Platycerium sporophytes (adult plants) have tufted roots growing from a short rhizome that bears two types of fronds, basal and fertile fronds. Basal fronds are sterile, shield or kidney shaped and laminate against the tree and protect the fern's roots from damage and desiccation. In some Platycerium species the top margin of these fronds forms an open crown of lobes and thereby catches falling forest litter and water.
Fertile fronds bear spores on their undersurface, are dichotomous or antler shaped and jut out or hang from the rhizome. The spores are born in sporangia clustered in large sori that are usually positioned on the lobes or at the sinus between frond lobes.
Some species of Platycerium are solitary having only one rhizome. Other species form colonies when their rhizomes branch or when new rhizomes are formed from root tips. If the conditions are right the spores will germinate naturally on surrounding trees. Platycerium gametophytes are a small heart shaped thallus.
Staghorns can be propagated by spores produced on the underside of the fertile fronds.
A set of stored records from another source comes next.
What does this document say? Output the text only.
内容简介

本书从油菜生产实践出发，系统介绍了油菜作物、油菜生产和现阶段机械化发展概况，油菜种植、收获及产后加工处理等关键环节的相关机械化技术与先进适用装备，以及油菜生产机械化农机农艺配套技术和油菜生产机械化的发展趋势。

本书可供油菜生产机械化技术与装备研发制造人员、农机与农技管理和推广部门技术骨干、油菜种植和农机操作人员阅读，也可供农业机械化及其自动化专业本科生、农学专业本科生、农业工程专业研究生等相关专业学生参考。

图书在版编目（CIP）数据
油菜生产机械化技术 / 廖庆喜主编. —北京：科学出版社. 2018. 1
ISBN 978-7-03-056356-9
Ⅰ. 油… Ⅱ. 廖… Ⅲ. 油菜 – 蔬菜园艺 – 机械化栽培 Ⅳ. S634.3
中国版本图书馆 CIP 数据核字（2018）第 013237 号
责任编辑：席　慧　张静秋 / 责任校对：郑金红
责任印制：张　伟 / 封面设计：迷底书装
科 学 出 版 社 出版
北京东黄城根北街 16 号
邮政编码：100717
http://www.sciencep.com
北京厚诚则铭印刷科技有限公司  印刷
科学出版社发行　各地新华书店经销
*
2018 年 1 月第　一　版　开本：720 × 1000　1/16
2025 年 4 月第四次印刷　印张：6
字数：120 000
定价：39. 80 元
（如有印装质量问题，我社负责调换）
Colonial Platycerium can also be vegetatively propagated by carefully dividing large healthy ones into smaller, separate plants. These new plants can then be attached to board mounts or be strapped to trees until they take to the tree themselves.
A mature staghorn can grow more than 1 metre (3.3 ft) wide. When positioned well, Platycerium species are able to add focal points, privacy, and a tropical look to gardens.